Is the XO hate just sloppy design thinking?
I’m blogging about the XO because it feels like most interactive professionals are rushing to judgement (positive and negative) and missing an opportunity to dig into a rich design case study.
When I say “most interactive professionals”, I’m referring to the voices I’ve come across on blogs, twitter, and some searches. It’s not a scientific sample, by any means. However, the rush to harsh judgement, and the lack of any real in-depth looks, makes me suspicious. In our daily work, we spend hours and hours watching users look at slightly varying shades of color, or small pixel level adjustments to improve the performance of a page by .5%. We spend hours and hours speculating about what features the next OSX release might have, and then many more hours evaluating them.

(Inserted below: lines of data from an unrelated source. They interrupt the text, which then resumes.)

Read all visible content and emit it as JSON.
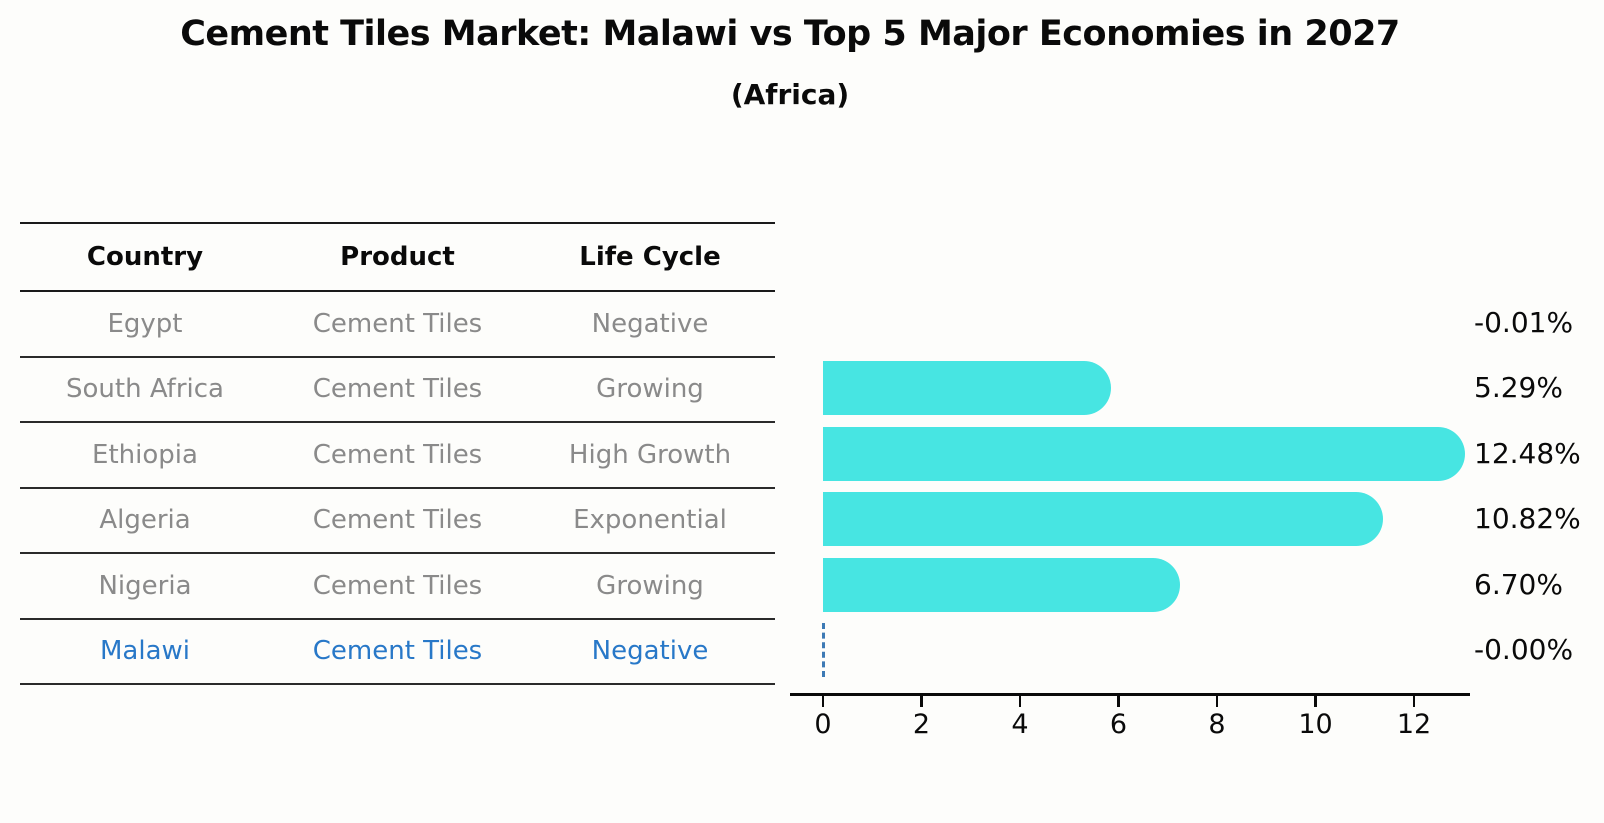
{
  "title": "Cement Tiles Market: Malawi vs Top 5 Major Economies in 2027",
  "subtitle": "(Africa)",
  "table": {
    "headers": [
      "Country",
      "Product",
      "Life Cycle"
    ],
    "rows": [
      {
        "country": "Egypt",
        "product": "Cement Tiles",
        "life_cycle": "Negative",
        "highlight": false
      },
      {
        "country": "South Africa",
        "product": "Cement Tiles",
        "life_cycle": "Growing",
        "highlight": false
      },
      {
        "country": "Ethiopia",
        "product": "Cement Tiles",
        "life_cycle": "High Growth",
        "highlight": false
      },
      {
        "country": "Algeria",
        "product": "Cement Tiles",
        "life_cycle": "Exponential",
        "highlight": false
      },
      {
        "country": "Nigeria",
        "product": "Cement Tiles",
        "life_cycle": "Growing",
        "highlight": true
      }
    ],
    "highlight_row": {
      "country": "Malawi",
      "product": "Cement Tiles",
      "life_cycle": "Negative"
    }
  },
  "chart_data": {
    "type": "bar",
    "orientation": "horizontal",
    "categories": [
      "Egypt",
      "South Africa",
      "Ethiopia",
      "Algeria",
      "Nigeria",
      "Malawi"
    ],
    "values": [
      -0.01,
      5.29,
      12.48,
      10.82,
      6.7,
      -0.0
    ],
    "value_labels": [
      "-0.01%",
      "5.29%",
      "12.48%",
      "10.82%",
      "6.70%",
      "-0.00%"
    ],
    "xticks": [
      0,
      2,
      4,
      6,
      8,
      10,
      12
    ],
    "xlim": [
      0,
      13.2
    ],
    "legend": "none",
    "grid": "off",
    "bar_color": "#47E5E2",
    "highlight_color": "#2878C8",
    "zero_marker_color": "#3D7AB5",
    "zero_marker_index": 5,
    "title": "Cement Tiles Market: Malawi vs Top 5 Major Economies in 2027",
    "subtitle": "(Africa)"
  }
}
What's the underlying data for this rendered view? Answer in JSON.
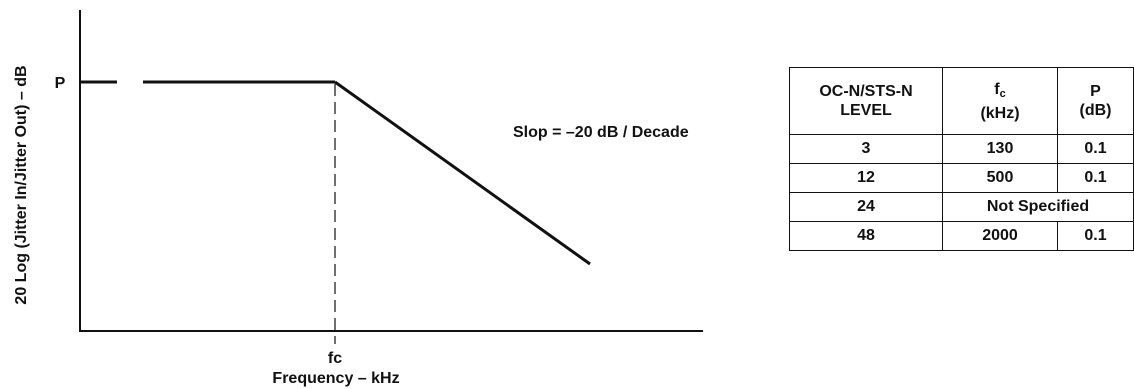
{
  "diagram": {
    "y_axis_label": "20 Log (Jitter In/Jitter Out) – dB",
    "x_axis_label": "Frequency – kHz",
    "p_marker": "P",
    "fc_marker": "fc",
    "slope_annotation": "Slop = –20 dB / Decade"
  },
  "table": {
    "headers": {
      "level": [
        "OC-N/STS-N",
        "LEVEL"
      ],
      "fc_main": "f",
      "fc_sub": "c",
      "fc_unit": "(kHz)",
      "p_main": "P",
      "p_unit": "(dB)"
    },
    "rows": [
      {
        "level": "3",
        "fc": "130",
        "p": "0.1"
      },
      {
        "level": "12",
        "fc": "500",
        "p": "0.1"
      },
      {
        "level": "24",
        "merged": "Not Specified"
      },
      {
        "level": "48",
        "fc": "2000",
        "p": "0.1"
      }
    ]
  }
}
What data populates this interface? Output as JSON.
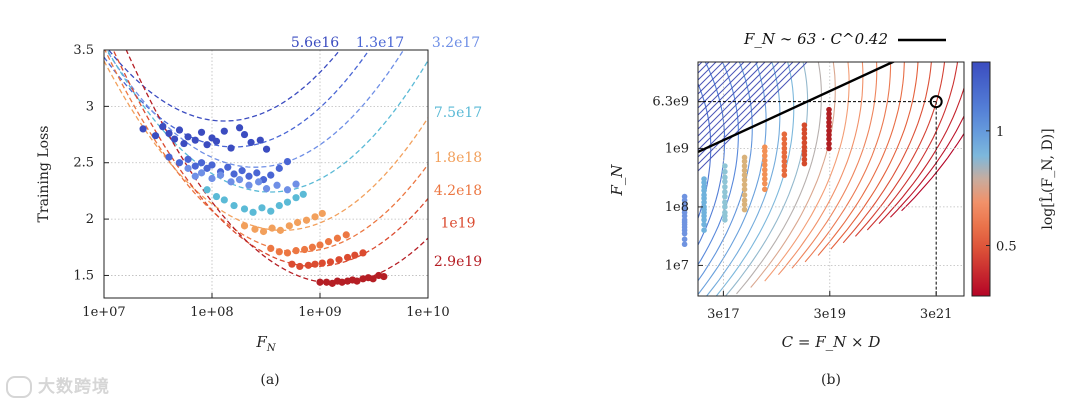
{
  "watermark": "大数跨境",
  "chart_data": [
    {
      "id": "a",
      "caption": "(a)",
      "type": "scatter",
      "xlabel": "F_N",
      "ylabel": "Training Loss",
      "xscale": "log",
      "xlim": [
        10000000.0,
        10000000000.0
      ],
      "ylim": [
        1.3,
        3.5
      ],
      "xticks": [
        "1e+07",
        "1e+08",
        "1e+09",
        "1e+10"
      ],
      "yticks": [
        "1.5",
        "2",
        "2.5",
        "3",
        "3.5"
      ],
      "grid": true,
      "series": [
        {
          "name": "5.6e16",
          "color": "#3b4cc0",
          "label_y": 3.55,
          "x": [
            23000000.0,
            30000000.0,
            35000000.0,
            40000000.0,
            45000000.0,
            50000000.0,
            55000000.0,
            60000000.0,
            70000000.0,
            80000000.0,
            90000000.0,
            100000000.0,
            110000000.0,
            130000000.0,
            150000000.0,
            180000000.0,
            200000000.0,
            230000000.0,
            280000000.0,
            320000000.0
          ],
          "y": [
            2.8,
            2.74,
            2.82,
            2.76,
            2.71,
            2.79,
            2.67,
            2.73,
            2.7,
            2.77,
            2.66,
            2.72,
            2.69,
            2.78,
            2.63,
            2.81,
            2.75,
            2.68,
            2.7,
            2.62
          ]
        },
        {
          "name": "1.3e17",
          "color": "#4a66d4",
          "label_y": 3.55,
          "x": [
            40000000.0,
            50000000.0,
            60000000.0,
            70000000.0,
            80000000.0,
            90000000.0,
            100000000.0,
            120000000.0,
            140000000.0,
            160000000.0,
            190000000.0,
            220000000.0,
            260000000.0,
            300000000.0,
            350000000.0,
            420000000.0,
            500000000.0
          ],
          "y": [
            2.55,
            2.5,
            2.53,
            2.47,
            2.5,
            2.45,
            2.48,
            2.42,
            2.46,
            2.4,
            2.43,
            2.38,
            2.41,
            2.35,
            2.39,
            2.45,
            2.51
          ]
        },
        {
          "name": "3.2e17",
          "color": "#6f8fe6",
          "label_y": 3.55,
          "x": [
            60000000.0,
            70000000.0,
            80000000.0,
            100000000.0,
            120000000.0,
            150000000.0,
            180000000.0,
            220000000.0,
            270000000.0,
            320000000.0,
            400000000.0,
            500000000.0,
            600000000.0
          ],
          "y": [
            2.45,
            2.38,
            2.41,
            2.36,
            2.39,
            2.33,
            2.35,
            2.3,
            2.33,
            2.27,
            2.3,
            2.26,
            2.31
          ]
        },
        {
          "name": "7.5e17",
          "color": "#5bbad6",
          "label_y": 2.95,
          "x": [
            90000000.0,
            110000000.0,
            130000000.0,
            160000000.0,
            200000000.0,
            240000000.0,
            290000000.0,
            350000000.0,
            420000000.0,
            500000000.0,
            600000000.0,
            700000000.0
          ],
          "y": [
            2.26,
            2.2,
            2.17,
            2.12,
            2.09,
            2.06,
            2.1,
            2.07,
            2.12,
            2.15,
            2.19,
            2.22
          ]
        },
        {
          "name": "1.8e18",
          "color": "#f2a05c",
          "label_y": 2.55,
          "x": [
            200000000.0,
            250000000.0,
            300000000.0,
            360000000.0,
            430000000.0,
            520000000.0,
            620000000.0,
            750000000.0,
            900000000.0,
            1050000000.0
          ],
          "y": [
            1.94,
            1.91,
            1.89,
            1.92,
            1.9,
            1.94,
            1.97,
            1.99,
            2.02,
            2.05
          ]
        },
        {
          "name": "4.2e18",
          "color": "#ec7742",
          "label_y": 2.26,
          "x": [
            350000000.0,
            420000000.0,
            500000000.0,
            600000000.0,
            720000000.0,
            850000000.0,
            1000000000.0,
            1200000000.0,
            1450000000.0,
            1750000000.0
          ],
          "y": [
            1.74,
            1.71,
            1.7,
            1.72,
            1.73,
            1.75,
            1.77,
            1.8,
            1.83,
            1.86
          ]
        },
        {
          "name": "1e19",
          "color": "#db4b30",
          "label_y": 1.97,
          "x": [
            550000000.0,
            650000000.0,
            780000000.0,
            900000000.0,
            1050000000.0,
            1250000000.0,
            1500000000.0,
            1800000000.0,
            2100000000.0,
            2500000000.0
          ],
          "y": [
            1.6,
            1.58,
            1.59,
            1.6,
            1.61,
            1.62,
            1.64,
            1.66,
            1.68,
            1.7
          ]
        },
        {
          "name": "2.9e19",
          "color": "#b51e24",
          "label_y": 1.63,
          "x": [
            1000000000.0,
            1150000000.0,
            1300000000.0,
            1450000000.0,
            1600000000.0,
            1800000000.0,
            2000000000.0,
            2200000000.0,
            2500000000.0,
            2800000000.0,
            3100000000.0,
            3500000000.0,
            3900000000.0
          ],
          "y": [
            1.44,
            1.44,
            1.43,
            1.45,
            1.44,
            1.45,
            1.46,
            1.45,
            1.47,
            1.48,
            1.47,
            1.5,
            1.49
          ]
        }
      ],
      "fit_curves": [
        {
          "name": "5.6e16",
          "opt_x": 130000000.0,
          "opt_y": 2.87
        },
        {
          "name": "1.3e17",
          "opt_x": 160000000.0,
          "opt_y": 2.64
        },
        {
          "name": "3.2e17",
          "opt_x": 250000000.0,
          "opt_y": 2.46
        },
        {
          "name": "7.5e17",
          "opt_x": 350000000.0,
          "opt_y": 2.24
        },
        {
          "name": "1.8e18",
          "opt_x": 450000000.0,
          "opt_y": 1.9
        },
        {
          "name": "4.2e18",
          "opt_x": 650000000.0,
          "opt_y": 1.71
        },
        {
          "name": "1e19",
          "opt_x": 900000000.0,
          "opt_y": 1.58
        },
        {
          "name": "2.9e19",
          "opt_x": 1400000000.0,
          "opt_y": 1.43
        }
      ]
    },
    {
      "id": "b",
      "caption": "(b)",
      "type": "scatter",
      "xlabel": "C = F_N × D",
      "ylabel": "F_N",
      "xscale": "log",
      "yscale": "log",
      "xlim": [
        1e+17,
        1e+22
      ],
      "ylim": [
        3000000.0,
        30000000000.0
      ],
      "xticks": [
        "3e17",
        "3e19",
        "3e21"
      ],
      "yticks": [
        "1e7",
        "1e8",
        "1e9",
        "6.3e9"
      ],
      "grid": true,
      "legend": {
        "label": "F_N ∼ 63 · C^0.42",
        "position": "top"
      },
      "fit_line": {
        "coef": 63,
        "exponent": 0.42
      },
      "marker": {
        "C": 3e+21,
        "F_N": 6300000000.0
      },
      "colorbar": {
        "label": "log[L̂(F_N, D)]",
        "ticks": [
          "1",
          "0.5"
        ],
        "tick_values": [
          1.0,
          0.5
        ],
        "range": [
          0.28,
          1.3
        ]
      },
      "series": [
        {
          "C": 5.6e+16,
          "color": "#6f93e0",
          "F_N": [
            23000000.0,
            28000000.0,
            35000000.0,
            40000000.0,
            45000000.0,
            50000000.0,
            55000000.0,
            60000000.0,
            70000000.0,
            80000000.0,
            90000000.0,
            100000000.0,
            110000000.0,
            130000000.0,
            150000000.0
          ]
        },
        {
          "C": 1.3e+17,
          "color": "#6fb2dc",
          "F_N": [
            40000000.0,
            50000000.0,
            60000000.0,
            70000000.0,
            80000000.0,
            90000000.0,
            100000000.0,
            120000000.0,
            140000000.0,
            160000000.0,
            190000000.0,
            220000000.0,
            260000000.0,
            300000000.0
          ]
        },
        {
          "C": 3.2e+17,
          "color": "#8fc5d6",
          "F_N": [
            60000000.0,
            70000000.0,
            80000000.0,
            100000000.0,
            120000000.0,
            150000000.0,
            180000000.0,
            220000000.0,
            270000000.0,
            320000000.0,
            400000000.0,
            500000000.0
          ]
        },
        {
          "C": 7.5e+17,
          "color": "#d9b27a",
          "F_N": [
            90000000.0,
            110000000.0,
            130000000.0,
            160000000.0,
            200000000.0,
            240000000.0,
            290000000.0,
            350000000.0,
            420000000.0,
            500000000.0,
            600000000.0,
            700000000.0
          ]
        },
        {
          "C": 1.8e+18,
          "color": "#f29055",
          "F_N": [
            200000000.0,
            250000000.0,
            300000000.0,
            360000000.0,
            430000000.0,
            520000000.0,
            620000000.0,
            750000000.0,
            900000000.0,
            1050000000.0
          ]
        },
        {
          "C": 4.2e+18,
          "color": "#e66a3c",
          "F_N": [
            350000000.0,
            420000000.0,
            500000000.0,
            600000000.0,
            720000000.0,
            850000000.0,
            1000000000.0,
            1200000000.0,
            1450000000.0,
            1750000000.0
          ]
        },
        {
          "C": 1e+19,
          "color": "#d44a2c",
          "F_N": [
            550000000.0,
            650000000.0,
            780000000.0,
            900000000.0,
            1050000000.0,
            1250000000.0,
            1500000000.0,
            1800000000.0,
            2100000000.0,
            2500000000.0
          ]
        },
        {
          "C": 2.9e+19,
          "color": "#b01e22",
          "F_N": [
            1000000000.0,
            1200000000.0,
            1450000000.0,
            1700000000.0,
            2000000000.0,
            2400000000.0,
            2800000000.0,
            3300000000.0,
            3900000000.0,
            4600000000.0
          ]
        }
      ]
    }
  ]
}
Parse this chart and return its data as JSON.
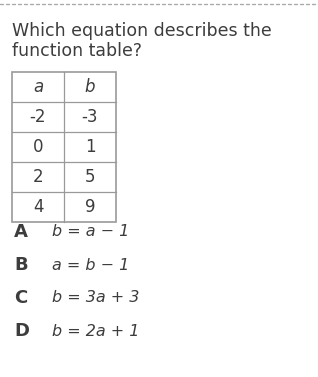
{
  "title_line1": "Which equation describes the",
  "title_line2": "function table?",
  "table_headers": [
    "a",
    "b"
  ],
  "table_data": [
    [
      "-2",
      "-3"
    ],
    [
      "0",
      "1"
    ],
    [
      "2",
      "5"
    ],
    [
      "4",
      "9"
    ]
  ],
  "options": [
    [
      "A",
      "b = a − 1"
    ],
    [
      "B",
      "a = b − 1"
    ],
    [
      "C",
      "b = 3a + 3"
    ],
    [
      "D",
      "b = 2a + 1"
    ]
  ],
  "bg_color": "#ffffff",
  "text_color": "#3d3d3d",
  "border_color": "#999999",
  "dotted_line_color": "#aaaaaa",
  "title_fontsize": 12.5,
  "table_header_fontsize": 12,
  "table_data_fontsize": 12,
  "option_letter_fontsize": 13,
  "option_text_fontsize": 11.5
}
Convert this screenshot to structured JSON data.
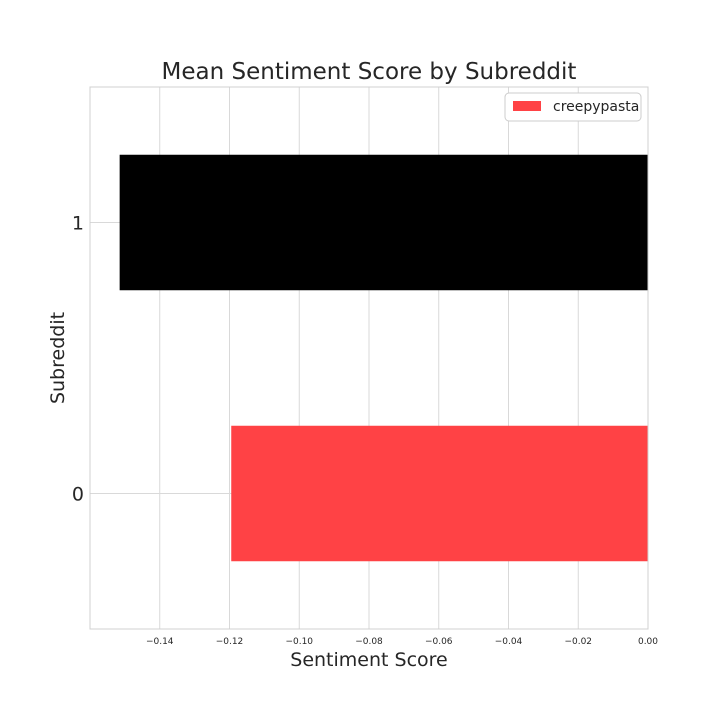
{
  "chart_data": {
    "type": "bar",
    "orientation": "horizontal",
    "title": "Mean Sentiment Score by Subreddit",
    "xlabel": "Sentiment Score",
    "ylabel": "Subreddit",
    "categories": [
      "0",
      "1"
    ],
    "values": [
      -0.1195,
      -0.1515
    ],
    "bar_colors": [
      "#ff4245",
      "#000000"
    ],
    "xlim": [
      -0.16,
      0.0
    ],
    "xticks": [
      -0.14,
      -0.12,
      -0.1,
      -0.08,
      -0.06,
      -0.04,
      -0.02,
      0.0
    ],
    "xtick_labels": [
      "−0.14",
      "−0.12",
      "−0.10",
      "−0.08",
      "−0.06",
      "−0.04",
      "−0.02",
      "0.00"
    ],
    "grid": true,
    "legend": {
      "placement": "top-right",
      "entries": [
        {
          "label": "creepypasta",
          "color": "#ff4245"
        }
      ]
    }
  }
}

But, for the XO, it seems like we have it all worked out in 20 minutes or from the press coverage.
I wish there were people out there who were explicitly evaluating the XO against: 1) the educational approach driving the project; and 2) research addressing how kids approach computers for the first time.
The first point refers to constructivism, an educational theory which can be summarized crudely (to the point of coarse vulgarity) as kids grow cognitively by doing things rather than simply being taught. There’s too much to cover in a blog post, but even Papert’s summary is better than nothing:
The word constructionism is a mnemonic for two aspects of the theory of science education… From constructivist theories of psychology we take a view of learning as a reconstruction rather than as a transmission of knowledge. Then we extend the idea of manipulative materials to the idea that learning is most effective when part of an activity the learner experiences as [the construction of] a meaningful product. [italics mine]
The constructivist point of an XO, and there are other points (such as providing digital textbooks via the internet), is to get kids building and making things with a computer. I haven’t dug deep into the literature, but there are some places that look at the tools underlying this approach and how well they work: Life-Long Kindergarten, the Maine Laptop Initiative, and the robotics-in-school wave sparked by LEGO’s Mindstorms. Experiments like this are, by nature, hard to conduct. The lab is usually restricted to a single classroom, maybe a school district, or, at best, one state. I would love to hear designers and others talk about this.
(Interesting) sidenote: an individual’s early experience with computers seems to be a strong factor in whether people are inclined to like or put the hate on XO. As a kid, I took an 8th grade programming course on a TRS-80 and it created a lifelong fascination with math, science, generative design, computation, digital creativity. When I was eight or nine, I played with a lunar lander program (your craft is falling to earth and you can use direct or rotational thrust to land safely). It was a painfully slow computer (a phone handset was placed in large rubber holders to talk to the mainframe at CMU), but I spent an entire afternoon plugging numbers in, waiting three minutes for a response, recording the results, and backing into the rules driving the game (to say I was backing into the math would be an exaggeration, it wasn’t as formal as that). I was, in effect, “reverse engineering” and learning a complex system.
Slightly younger friends of mine had Commodore 64s with Turtle Art (the epitome of a constructivist software app, shown below) as kids. They also seem to be predisposed to liking the XO. For all of us, there is a sense that these constructivist moments were as valuable in forming our clearly fabulous minds and inspiring us to learn as any formal schooling we had.

Understanding, and actually looking at, the constructivist underpinnings and implementation of the XO seems to be missing from most design discussions of the tool.
The second point, how kids approach computers especially when they are largely undirected, is another area where I think western designers are missing an opportunity (or being sloppy). We’re all very well versed in how comparatively affluent consumers approach websites and other interactive experiences. We also have an idea of how supervised kids approach the web, but do we know anything about how kids learn them for the first time and alone? When we “laugh our asses” off at the operating system, what is it based on? How do we know that the OS is inappropriate?
Again, I don’t personally have a lot of data points, but one project that is repeatedly referenced is the Hole in the Wall, a program where unattended computers are made available to kids in India. From PBS:
From the slums of New Delhi to the coastal roads of Banda, hundreds of poor kids in India go online every day at free, outdoor computer kiosks installed in slums and rural villages to read news headlines, befriend cartoon figures, draw with digital paintbrushes and explore the possibilities of cyberspace.
There are no manuals, no adults to guide the kids, and it’s a Windows machine (originally an English version). The kids (who appear to skew older than the OLPC target by three years), teach it to themselves and each other.
There are a lot of design challenges against new assumptions in the XO, so the question for me is: why aren’t designers trying to learn from the XO or at least do a more informed critique of its design?